Art. 3
LEGGE 25 aprile 1961, n. 355
In vigore dal 4 giu 1961
Sono abrogate tutte le norme per le quali l'Amministrazione delle poste e delle telecomunicazioni è tenuta ad effettuare a titolo in tutto o in parte gratuito prestazioni per conto di Amministrazioni dello Stato o di Enti ed Istituti.
La specificazione dei servizi nei cui confronti trova applicazione il disposto del precedente comma, nonchè la disciplina dei relativi rapporti ai fini anche della determinazione dei corrispettivi dovuti dalle Amministrazioni statali interessate, saranno effettuate con decreto del Presidente della Repubblica da emanarsi su proposta del Ministro per le poste e per le telecomunicazioni, di concerto con il Ministro per il tesoro.
Per i servizi resi dall'Amministrazione delle poste e delle telecomunicazioni ad Enti ed Istituti, il rimborso all'Amministrazione delle poste e delle telecomunicazioni dei costi da essa sostenuti per le prestazioni stesse, sarà regolato in base a speciali convenzioni annuali con gli Enti ed Istituti medesimi, rese esecutive mediante decreti del Ministro per le poste e per le telecomunicazioni.

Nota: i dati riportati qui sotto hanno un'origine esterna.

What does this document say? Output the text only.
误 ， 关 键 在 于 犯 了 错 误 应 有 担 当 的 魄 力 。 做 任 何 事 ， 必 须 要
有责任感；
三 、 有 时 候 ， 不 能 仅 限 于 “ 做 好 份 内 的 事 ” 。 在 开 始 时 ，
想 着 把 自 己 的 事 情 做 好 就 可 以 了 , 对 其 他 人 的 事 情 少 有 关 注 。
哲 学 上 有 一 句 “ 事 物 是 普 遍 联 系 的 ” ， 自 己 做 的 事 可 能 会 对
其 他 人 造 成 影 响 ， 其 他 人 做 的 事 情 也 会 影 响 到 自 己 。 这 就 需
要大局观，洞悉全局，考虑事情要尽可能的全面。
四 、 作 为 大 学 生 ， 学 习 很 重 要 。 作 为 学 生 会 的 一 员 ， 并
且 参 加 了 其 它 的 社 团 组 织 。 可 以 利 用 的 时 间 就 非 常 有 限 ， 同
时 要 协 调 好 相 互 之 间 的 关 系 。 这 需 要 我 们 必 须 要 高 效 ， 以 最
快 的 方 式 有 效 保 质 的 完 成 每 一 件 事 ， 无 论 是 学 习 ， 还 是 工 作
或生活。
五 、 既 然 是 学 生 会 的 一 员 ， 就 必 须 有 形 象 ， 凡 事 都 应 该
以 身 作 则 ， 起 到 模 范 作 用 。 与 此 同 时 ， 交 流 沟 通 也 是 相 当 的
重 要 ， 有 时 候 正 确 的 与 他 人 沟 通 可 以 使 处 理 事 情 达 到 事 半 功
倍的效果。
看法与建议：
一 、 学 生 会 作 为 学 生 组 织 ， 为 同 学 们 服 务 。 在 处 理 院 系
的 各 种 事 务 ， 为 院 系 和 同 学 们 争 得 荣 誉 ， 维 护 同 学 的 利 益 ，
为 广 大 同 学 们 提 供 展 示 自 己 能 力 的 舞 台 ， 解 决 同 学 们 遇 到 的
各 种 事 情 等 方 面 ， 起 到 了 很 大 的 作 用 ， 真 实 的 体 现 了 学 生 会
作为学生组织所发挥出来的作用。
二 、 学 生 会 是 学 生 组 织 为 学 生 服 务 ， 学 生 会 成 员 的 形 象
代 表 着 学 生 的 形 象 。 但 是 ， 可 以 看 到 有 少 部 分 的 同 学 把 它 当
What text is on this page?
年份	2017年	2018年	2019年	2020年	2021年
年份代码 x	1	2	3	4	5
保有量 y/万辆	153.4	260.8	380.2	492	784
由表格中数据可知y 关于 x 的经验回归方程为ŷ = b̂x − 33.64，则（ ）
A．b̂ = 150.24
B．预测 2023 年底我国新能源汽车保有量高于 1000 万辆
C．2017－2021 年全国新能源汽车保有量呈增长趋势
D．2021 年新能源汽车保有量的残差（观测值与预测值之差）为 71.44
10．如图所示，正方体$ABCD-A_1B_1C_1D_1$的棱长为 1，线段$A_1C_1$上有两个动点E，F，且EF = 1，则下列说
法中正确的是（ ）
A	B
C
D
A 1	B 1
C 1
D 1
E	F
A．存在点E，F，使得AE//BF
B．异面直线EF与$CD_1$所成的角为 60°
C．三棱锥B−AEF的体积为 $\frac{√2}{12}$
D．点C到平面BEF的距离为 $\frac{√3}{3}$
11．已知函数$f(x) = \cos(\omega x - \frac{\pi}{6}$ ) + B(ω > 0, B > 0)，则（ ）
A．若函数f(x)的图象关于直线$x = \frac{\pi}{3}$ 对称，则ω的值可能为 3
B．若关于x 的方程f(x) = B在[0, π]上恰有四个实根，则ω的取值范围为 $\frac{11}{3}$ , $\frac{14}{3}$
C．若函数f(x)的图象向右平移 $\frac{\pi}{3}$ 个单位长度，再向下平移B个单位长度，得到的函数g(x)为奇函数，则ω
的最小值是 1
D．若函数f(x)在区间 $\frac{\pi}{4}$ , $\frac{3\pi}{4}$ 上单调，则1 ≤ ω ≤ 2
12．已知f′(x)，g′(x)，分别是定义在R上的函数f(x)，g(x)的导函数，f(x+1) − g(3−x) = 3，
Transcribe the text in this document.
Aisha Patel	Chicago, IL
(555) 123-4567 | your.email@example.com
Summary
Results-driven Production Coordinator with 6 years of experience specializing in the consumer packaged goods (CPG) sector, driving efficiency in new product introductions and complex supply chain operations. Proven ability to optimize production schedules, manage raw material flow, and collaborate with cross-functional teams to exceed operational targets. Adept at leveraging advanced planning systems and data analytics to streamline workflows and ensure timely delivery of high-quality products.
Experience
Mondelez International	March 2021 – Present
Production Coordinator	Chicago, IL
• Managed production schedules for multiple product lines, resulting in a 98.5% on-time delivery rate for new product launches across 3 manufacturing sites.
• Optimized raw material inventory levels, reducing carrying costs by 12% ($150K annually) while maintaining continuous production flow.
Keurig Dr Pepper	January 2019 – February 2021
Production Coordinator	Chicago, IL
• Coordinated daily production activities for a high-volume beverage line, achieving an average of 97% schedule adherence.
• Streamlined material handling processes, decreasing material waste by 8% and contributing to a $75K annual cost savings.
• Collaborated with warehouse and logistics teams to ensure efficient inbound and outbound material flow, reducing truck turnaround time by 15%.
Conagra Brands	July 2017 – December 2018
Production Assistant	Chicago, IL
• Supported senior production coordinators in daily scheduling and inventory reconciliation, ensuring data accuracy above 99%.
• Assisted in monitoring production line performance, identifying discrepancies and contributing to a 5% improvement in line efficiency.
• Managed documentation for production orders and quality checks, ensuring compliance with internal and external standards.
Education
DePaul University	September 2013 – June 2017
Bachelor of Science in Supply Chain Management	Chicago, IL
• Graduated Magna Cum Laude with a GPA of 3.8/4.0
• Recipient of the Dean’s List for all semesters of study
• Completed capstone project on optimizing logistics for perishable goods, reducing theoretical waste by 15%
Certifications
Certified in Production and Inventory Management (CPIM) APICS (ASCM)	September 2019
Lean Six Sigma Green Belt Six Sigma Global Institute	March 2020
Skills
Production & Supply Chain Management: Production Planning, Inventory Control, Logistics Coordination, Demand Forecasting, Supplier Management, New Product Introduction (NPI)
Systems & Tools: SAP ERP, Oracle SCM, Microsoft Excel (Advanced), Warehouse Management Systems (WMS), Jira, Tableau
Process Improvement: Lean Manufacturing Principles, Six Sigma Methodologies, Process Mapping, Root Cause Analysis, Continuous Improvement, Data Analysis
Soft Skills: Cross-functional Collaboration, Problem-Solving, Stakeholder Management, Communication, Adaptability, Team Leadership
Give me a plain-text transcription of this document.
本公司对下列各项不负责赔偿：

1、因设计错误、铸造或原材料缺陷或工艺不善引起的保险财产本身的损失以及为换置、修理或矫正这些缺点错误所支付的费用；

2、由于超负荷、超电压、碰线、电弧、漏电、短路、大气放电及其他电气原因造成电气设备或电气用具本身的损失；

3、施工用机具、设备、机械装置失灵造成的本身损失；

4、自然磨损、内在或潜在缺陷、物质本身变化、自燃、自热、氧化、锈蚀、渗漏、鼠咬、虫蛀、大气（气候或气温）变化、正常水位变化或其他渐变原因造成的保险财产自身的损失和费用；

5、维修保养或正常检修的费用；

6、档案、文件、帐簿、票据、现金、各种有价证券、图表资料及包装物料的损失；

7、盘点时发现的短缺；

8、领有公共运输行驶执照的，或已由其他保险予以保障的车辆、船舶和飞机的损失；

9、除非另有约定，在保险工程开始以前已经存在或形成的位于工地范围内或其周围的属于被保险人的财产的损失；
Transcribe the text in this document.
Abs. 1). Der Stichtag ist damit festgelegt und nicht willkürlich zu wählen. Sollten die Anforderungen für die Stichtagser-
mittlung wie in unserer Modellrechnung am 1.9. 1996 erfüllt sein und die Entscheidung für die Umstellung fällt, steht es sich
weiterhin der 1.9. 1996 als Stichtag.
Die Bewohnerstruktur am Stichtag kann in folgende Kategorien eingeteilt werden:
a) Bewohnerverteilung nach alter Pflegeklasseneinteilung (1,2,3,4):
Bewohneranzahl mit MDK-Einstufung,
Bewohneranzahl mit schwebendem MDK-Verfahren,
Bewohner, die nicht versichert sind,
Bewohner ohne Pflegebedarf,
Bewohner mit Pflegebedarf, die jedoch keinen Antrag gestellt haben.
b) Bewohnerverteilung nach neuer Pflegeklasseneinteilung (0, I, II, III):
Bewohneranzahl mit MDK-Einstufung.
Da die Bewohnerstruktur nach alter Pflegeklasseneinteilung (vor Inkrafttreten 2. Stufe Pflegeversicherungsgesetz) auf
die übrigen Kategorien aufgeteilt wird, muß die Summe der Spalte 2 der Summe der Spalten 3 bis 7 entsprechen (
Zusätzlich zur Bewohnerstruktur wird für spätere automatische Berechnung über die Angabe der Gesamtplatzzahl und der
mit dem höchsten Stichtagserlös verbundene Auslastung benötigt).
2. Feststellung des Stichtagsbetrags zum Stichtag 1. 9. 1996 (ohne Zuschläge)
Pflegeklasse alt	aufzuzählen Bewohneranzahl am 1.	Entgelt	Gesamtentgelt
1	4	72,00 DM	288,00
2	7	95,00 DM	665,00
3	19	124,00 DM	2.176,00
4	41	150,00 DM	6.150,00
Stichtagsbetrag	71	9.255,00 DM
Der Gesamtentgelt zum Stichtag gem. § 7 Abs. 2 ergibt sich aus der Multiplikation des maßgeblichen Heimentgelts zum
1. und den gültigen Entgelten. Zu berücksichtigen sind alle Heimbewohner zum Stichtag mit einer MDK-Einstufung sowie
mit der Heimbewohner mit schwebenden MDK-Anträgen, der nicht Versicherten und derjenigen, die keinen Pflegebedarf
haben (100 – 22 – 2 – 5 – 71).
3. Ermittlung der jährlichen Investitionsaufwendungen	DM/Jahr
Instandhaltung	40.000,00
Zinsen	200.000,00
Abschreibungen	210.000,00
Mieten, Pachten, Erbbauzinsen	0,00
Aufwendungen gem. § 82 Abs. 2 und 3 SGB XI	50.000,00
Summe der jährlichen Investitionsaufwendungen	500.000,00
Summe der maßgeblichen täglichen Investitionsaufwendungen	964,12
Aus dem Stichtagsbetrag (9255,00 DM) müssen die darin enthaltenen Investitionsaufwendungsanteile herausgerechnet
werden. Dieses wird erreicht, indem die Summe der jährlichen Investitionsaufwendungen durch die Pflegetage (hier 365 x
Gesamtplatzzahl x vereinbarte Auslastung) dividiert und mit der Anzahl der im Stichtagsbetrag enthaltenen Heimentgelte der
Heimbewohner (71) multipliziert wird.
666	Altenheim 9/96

Sui problemi relativi alla determinazione dei costi da rimborsare ai sensi dei precedenti commi, è sentito il parere di una Commissione nominata con decreto del Presidente della Repubblica, su proposta del Ministro per le poste e per le telecomunicazioni di concerto con quelli per il bilancio e per il tesoro, presieduta da un magistrato del Consiglio di Stato, designato dal Presidente del Consiglio dei ministri, e composta di un funzionario del Ministero del bilancio, un funzionario del Ministero del tesoro e due funzionari del Ministero delle poste e delle telecomunicazioni.